The oral surgeon was in North Vancouver, a motherly Iranian woman – and by the way, why is it that all dentists in this city are from Iran? My regular dentist, her assistant, the other doctor in her practice, and now this oral surgeon. Was there some kind of mass dental exodus from the country? Were there, even now, people wandering the streets of Tehran, nursing toothaches that would never heal? I’m not complaining, you understand; I’m just curious*. These were the thoughts I tried to calm myself down with as I sat in her chair, waiting to see what she’d find.

She quickly established three things:

  1. It was almost certainly not cancer. Tongue cancer, she said, almost always occurred on the sides of the tongue, and there were no indications of that anywhere, or lumps in my neck and jaw. She did a basic dye test, which added to this hypothesis: there was no sign of cancerous cells. I wouldn’t 100% know without a biopsy, but it was highly unlikely.
  2. My teeth were very rough from grinding – including the bottom teeth, which weren’t shielded at night by a gum guard. I had almost certainly been abrading my tongue against them – a fact backed up when she pointed out a pattern of small abrasions along the sides of my tongue.
  3. I needed a new mouth guard (my current one was quite old) and I needed to get my teeth sanded down.

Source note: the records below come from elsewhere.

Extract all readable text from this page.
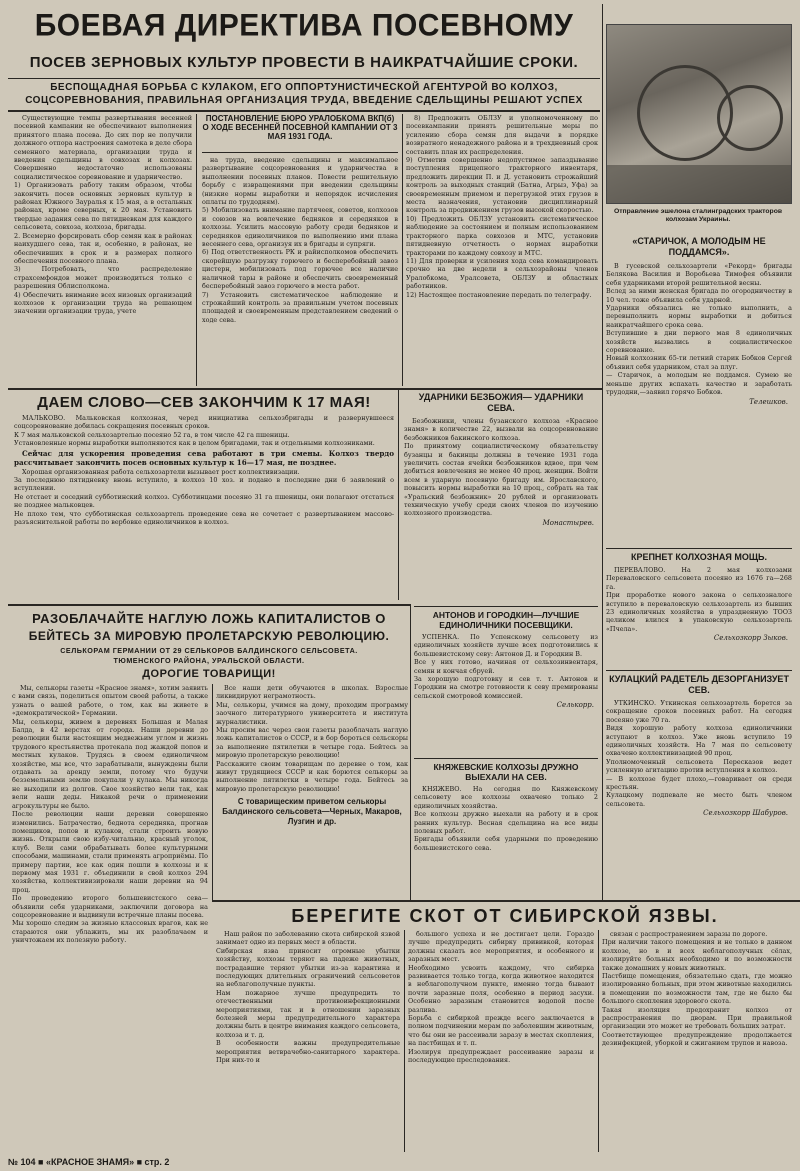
БОЕВАЯ ДИРЕКТИВА ПОСЕВНОМУ
ПОСЕВ ЗЕРНОВЫХ КУЛЬТУР ПРОВЕСТИ В НАИКРАТЧАЙШИЕ СРОКИ.
БЕСПОЩАДНАЯ БОРЬБА С КУЛАКОМ, ЕГО ОППОРТУНИСТИЧЕСКОЙ АГЕНТУРОЙ ВО КОЛХОЗ,
СОЦСОРЕВНОВАНИЯ, ПРАВИЛЬНАЯ ОРГАНИЗАЦИЯ ТРУДА, ВВЕДЕНИЕ СДЕЛЬЩИНЫ РЕШАЮТ УСПЕХ
Отправление эшелона сталинградских тракторов колхозам Украины.
Существующие темпы развертывания весенней посевной кампании не обеспечивают выполнения принятого плана посева. До сих пор не получили должного отпора настроения самотека в деле сбора семенного материала, организации труда и введения сдельщины в совхозах и колхозах. Совершенно недостаточно использованы социалистическое соревнование и ударничество.
1) Организовать работу таким образом, чтобы закончить посев основных зерновых культур в районах Южного Зауралья к 15 мая, а в остальных районах, кроме северных, к 20 мая. Установить твердые задания сева по пятидневкам для каждого сельсовета, совхоза, колхоза, бригады.
2. Всемерно форсировать сбор семян как в районах наихудшего сева, так и, особенно, в районах, не обеспечивших в срок и в размерах полного обеспечения посевного плана.
3) Потребовать, что распределение страхсемфондов может производиться только с разрешения Облисполкома.
4) Обеспечить внимание всех низовых организаций колхозов к организации труда на решающем значении организации труда, учете
ПОСТАНОВЛЕНИЕ БЮРО УРАЛОБКОМА ВКП(б) О ХОДЕ ВЕСЕННЕЙ ПОСЕВНОЙ КАМПАНИИ ОТ 3 МАЯ 1931 ГОДА.
на труда, введение сдельщины и максимальное развертывание соцсоревнования и ударничества в выполнении посевных планов. Повести решительную борьбу с извращениями при введении сдельщины (низкие нормы выработки и непорядок исчисления оплаты по трудодням).
5) Мобилизовать внимание партячеек, советов, колхозов и союзов на вовлечение бедняков и середняков в колхозы. Усилить массовую работу среди бедняков и середняков единоличников по выполнению ими плана весеннего сева, организуя их в бригады и супряги.
6) Под ответственность РК и райисполкомов обеспечить скорейшую разгрузку горючего и бесперебойный завоз цистерн, мобилизовать под горючее все наличие наличной тары в районе и обеспечить своевременный бесперебойный завоз горючего в места работ.
7) Установить систематическое наблюдение и строжайший контроль за правильным учетом посевных площадей и своевременным представлением сведений о ходе сева.
8) Предложить ОБЛЗУ и уполномоченному по посевкампании принять решительные меры по усилению сбора семян для выдачи в порядке возвратного ненадежного района и в трехдневный срок составить план их распределения.
9) Отметив совершенно недопустимое запаздывание поступления прицепного тракторного инвентаря, предложить дирекции П. и Д. установить строжайший контроль за выходных станций (Батна, Агрыз, Уфа) за своевременным приемом и перегрузкой этих грузов в места назначения, установив дисциплинарный контроль за продвижением грузов высокой скоростью.
10) Предложить ОБЛЗУ установить систематическое наблюдение за состоянием и полным использованием тракторного парка совхозов и МТС, установив пятидневную отчетность о нормах выработки тракторами по каждому совхозу и МТС.
11) Для проверки и усиления хода сева командировать срочно на две недели в сельхозрайоны членов Уралобкома, Уралсовета, ОБЛЗУ и областных работников.
12) Настоящее постановление передать по телеграфу.
«СТАРИЧОК, А МОЛОДЫМ НЕ ПОДДАМСЯ».
В гусевской сельхозартели «Рекорд» бригады Белякова Василия и Воробьева Тимофея объявили себя ударниками второй решительной весны.
Вслед за ними женская бригада по огородничеству в 10 чел. тоже объявила себя ударной.
Ударники обязались не только выполнить, а перевыполнить нормы выработки и добиться наикратчайшего срока сева.
Вступившие в дни первого мая 8 единоличных хозяйств вызвались в социалистическое соревнование.
Новый колхозник 65-ти летний старик Бобков Сергей объявил себя ударником, стал за плуг.
— Старичок, а молодым не поддамся. Сумею не меньше других вспахать качество и заработать трудодни,—заявил горячо Бобков.
Телешков.
КРЕПНЕТ КОЛХОЗНАЯ МОЩЬ.
ПЕРЕВАЛОВО. На 2 мая колхозами Переваловского сельсовета посеяно из 1676 га—268 га.
При проработке нового закона о сельхозналоге вступило в переваловскую сельхозартель из бывших 23 единоличных хозяйства в упраздненную ТООЗ целиком влился в упаковскую сельхозартель «Пчела».
Сельхозкорр Зыков.
КУЛАЦКИЙ РАДЕТЕЛЬ ДЕЗОРГАНИЗУЕТ СЕВ.
УТКИНСКО. Уткинская сельхозартель борется за сокращение сроков посевных работ. На сегодня посеяно уже 70 га.
Видя хорошую работу колхоза единоличники вступают в колхоз. Уже вновь вступило 19 единоличных хозяйств. На 7 мая по сельсовету охвачено коллективизацией 90 проц.
Уполномоченный сельсовета Пересказов ведет усиленную агитацию против вступления в колхоз.
— В колхозе будет плохо,—говаривает он среди крестьян.
Кулацкому подпевале не место быть членом сельсовета.
Сельхозкорр Шабуров.
ДАЕМ СЛОВО—СЕВ ЗАКОНЧИМ К 17 МАЯ!
МАЛЬКОВО. Мальковская колхозная, черед инициатива сельхозбригады и развернувшееся соцсоревнование добилась сокращения посевных сроков.
К 7 мая мальковской сельхозартелью посеяно 52 га, в том числе 42 га пшеницы.
Установленные нормы выработки выполняются как в целом бригадами, так и отдельными колхозниками.
Сейчас для ускорения проведения сева работают в три смены. Колхоз твердо рассчитывает закончить посев основных культур к 16—17 мая, не позднее.
Хорошая организованная работа сельхозартели вызывает рост коллективизации.
За последнюю пятидневку вновь вступило, в колхоз 10 хоз. и подано в последние дни 6 заявлений о вступлении.
Не отстает и соседний субботинский колхоз. Субботинцами посеяно 31 га пшеницы, они полагают отстаться не позднее мальковцев.
Не плохо тем, что субботинская сельхозартель проведение сева не сочетает с развертыванием массово-разъяснительной работы по вербовке единоличников в колхоз.
УДАРНИКИ БЕЗБОЖИЯ— УДАРНИКИ СЕВА.
Безбожники, члены бузанского колхоза «Красное знамя» в количестве 22, вызвали на соцсоревнование безбожников бакинского колхоза.
По принятому социалистическому обязательству бузанцы и бакинцы должны в течение 1931 года увеличить состав ячейки безбожников вдвое, при чем добиться вовлечения не менее 40 проц. женщин. Войти всем в ударную посевную бригаду им. Ярославского, повысить нормы выработки на 10 проц., собрать на так «Уральский безбожник» 20 рублей и организовать техническую учебу среди своих членов по изучению колхозного производства.
Монастырев.
АНТОНОВ И ГОРОДКИН—ЛУЧШИЕ ЕДИНОЛИЧНИКИ ПОСЕВЩИКИ.
УСПЕНКА. По Успенскому сельсовету из единоличных хозяйств лучше всех подготовились к большевистскому севу: Антонов Д. и Городкин В.
Все у них готово, начиная от сельхозинвентаря, семян и кончая сбруей.
За хорошую подготовку и сев т. т. Антонов и Городкин на смотре готовности к севу премированы сельской смотровой комиссией.
Селькорр.
КНЯЖЕВСКИЕ КОЛХОЗЫ ДРУЖНО ВЫЕХАЛИ НА СЕВ.
КНЯЖЕВО. На сегодня по Княжевскому сельсовету все колхозы охвачено только 2 единоличных хозяйства.
Все колхозы дружно выехали на работу и в срок ранних культур. Весная сдельщина на все виды полевых работ.
Бригады объявили себя ударными по проведению большевистского сева.
РАЗОБЛАЧАЙТЕ НАГЛУЮ ЛОЖЬ КАПИТАЛИСТОВ О
БЕЙТЕСЬ ЗА МИРОВУЮ ПРОЛЕТАРСКУЮ РЕВОЛЮЦИЮ.
СЕЛЬКОРАМ ГЕРМАНИИ ОТ 29 СЕЛЬКОРОВ БАЛДИНСКОГО СЕЛЬСОВЕТА.
ТЮМЕНСКОГО РАЙОНА, УРАЛЬСКОЙ ОБЛАСТИ.
ДОРОГИЕ ТОВАРИЩИ!
Мы, селькоры газеты «Красное знамя», хотим заявить с вами связь, поделиться опытом своей работы, а также узнать о вашей работе, о том, как вы живете в «демократической» Германии.
Мы, селькоры, живем в деревнях Большая и Малая Балда, в 42 верстах от города. Наши деревни до революции были настоящим медвежьим углом и жизнь трудового крестьянства протекала под жаждой попов и местных кулаков. Трудясь в своем единоличном хозяйстве, мы все, что зарабатывали, вынуждены были отдавать за аренду земли, потому что будучи безземельными землю покупали у кулака. Мы никогда не выходили из долгов. Свое хозяйство вели так, как вели наши деды. Никакой речи о применении агрокультуры не было.
После революции наши деревни совершенно изменились. Батрачество, беднота середняка, прогнав помещиков, попов и кулаков, стали строить новую жизнь. Открыли свою избу-читальню, красный уголок, клуб. Вели сами обрабатывать более культурными способами, машинами, стали применять агроприёмы. По примеру партии, все как один пошли в колхозы и к первому мая 1931 г. объединили в свой колхоз 294 хозяйства, коллективизировали наши деревни на 94 проц.
По проведению второго большевистского сева—объявили себя ударниками, заключили договора на соцсоревнование и выдвинули встречные планы посева.
Мы хорошо следим за жизнью классовых врагов, как не стараются они ублажить, мы их разоблачаем и уничтожаем их полезную работу.
Все наши дети обучаются в школах. Взрослые ликвидируют неграмотность.
Мы, селькоры, учимся на дому, проходим программу заочного литературного университета и института журналистики.
Мы просим вас через свои газеты разоблачать наглую ложь капиталистов о СССР, и в бор бороться сельскоры за выполнение пятилетки в четыре года. Бейтесь за мировую пролетарскую революцию!
Расскажите своим товарищам по деревне о том, как живут трудящиеся СССР и как борются селькоры за выполнение пятилетки в четыре года. Бейтесь за мировую пролетарскую революцию!
С товарищеским приветом селькоры Балдинского сельсовета—Черных, Макаров, Лузгин и др.
БЕРЕГИТЕ СКОТ ОТ СИБИРСКОЙ ЯЗВЫ.
Наш район по заболеванию скота сибирской язвой занимает одно из первых мест в области.
Сибирская язва приносит огромные убытки хозяйству, колхозы теряют на падеже животных, пострадавшие теряют убытки из-за карантина и последующих длительных ограничений сельсоветов на неблагополучные пункты.
Нам пожарное лучше предупредить то отечественными противоинфекционными мероприятиями, так и в отношении заразных болезней меры предупредительного характера должны быть в центре внимания каждого сельсовета, колхоза и т. д.
В особенности важны предупредительные мероприятия ветврачебно-санитарного характера. При них-то и
большого успеха и не достигает цели. Гораздо лучше предупредить сибирку прививкой, которая должны сказать все мероприятия, и особенного и заразных мест.
Необходимо усвоить каждому, что сибирка развивается только тогда, когда животное находится в неблагополучном пункте, именно тогда бывают почти заразные поля, особенно в период засухи. Особенно заразным становится водопой после разлива.
Борьба с сибиркой прежде всего заключается в полном подчинении мерам по заболевшим животным, что бы они не рассеивали заразу в местах скопления, на пастбищах и т. п.
Изолируя предупреждает рассеивание заразы и последующие преследования.
связан с распространением заразы по дороге.
При наличии такого помещения и не только в данном колхозе, но в и всех неблагополучных сёлах, изолируйте больных необходимо и по возможности также домашних у новых животных.
Пастбище помещения, обязательно сдать, где можно изолированно больных, при этом животные находились в помещении по возможности там, где не было бы большого скопления здорового скота.
Такая изоляция предохранит колхоз от распространения по дворам. При правильной организации это может не требовать больших затрат.
Соответствующее предупреждение продолжается дезинфекцией, уборкой и сжиганием трупов и навоза.
№ 104 ■ «КРАСНОЕ ЗНАМЯ» ■ стр. 2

She also said that I could start eating and drinking as I usually did. A quick call to the blood lab got my thyroid test results back, which were approximately normal. I still don’t know why my thyroid is enlarged, but it looked like I was (mostly) in the clear

I walked out of there on legs that were a good deal shakier than they should have been, finally sitting down on a bench in the building lobby. Jesus fucking Christ.

In hindsight, it was laughable. If it looks like a duck, and quacks like a duck, then chances are it’s a duck that’s been rubbing its tongue against the inside of its rough, sandpapery beak. A regular ulcer had been continually aggravated over time, not allowed to heal properly, and I’d been going crazy over nothing. The rough bottom teeth were the missing piece of the puzzle.

The first pull of beer, an hour later, felt like Beyonce was dancing on my tastebuds.

There’s still a slight chance that it’s cancer, but it’s very, very minimal. A new guard and some sanding down of the gnashers should heal it. I’ll report back, but in the meantime, a big thank you to the numerous dentists who peered inside my mouth – Doctors Habib, Mansuripur, and Taleghani – even the unnamed hygienist who forbade me from eating food that tasted good (she is unnamed because she never introduced herself, not ‘cos I’m bitter). And by the way, if you grind your teeth, go and get a damn mouthguard fitted. Unlike me, remember to wear it. Doing otherwise is just not worth the aggravation.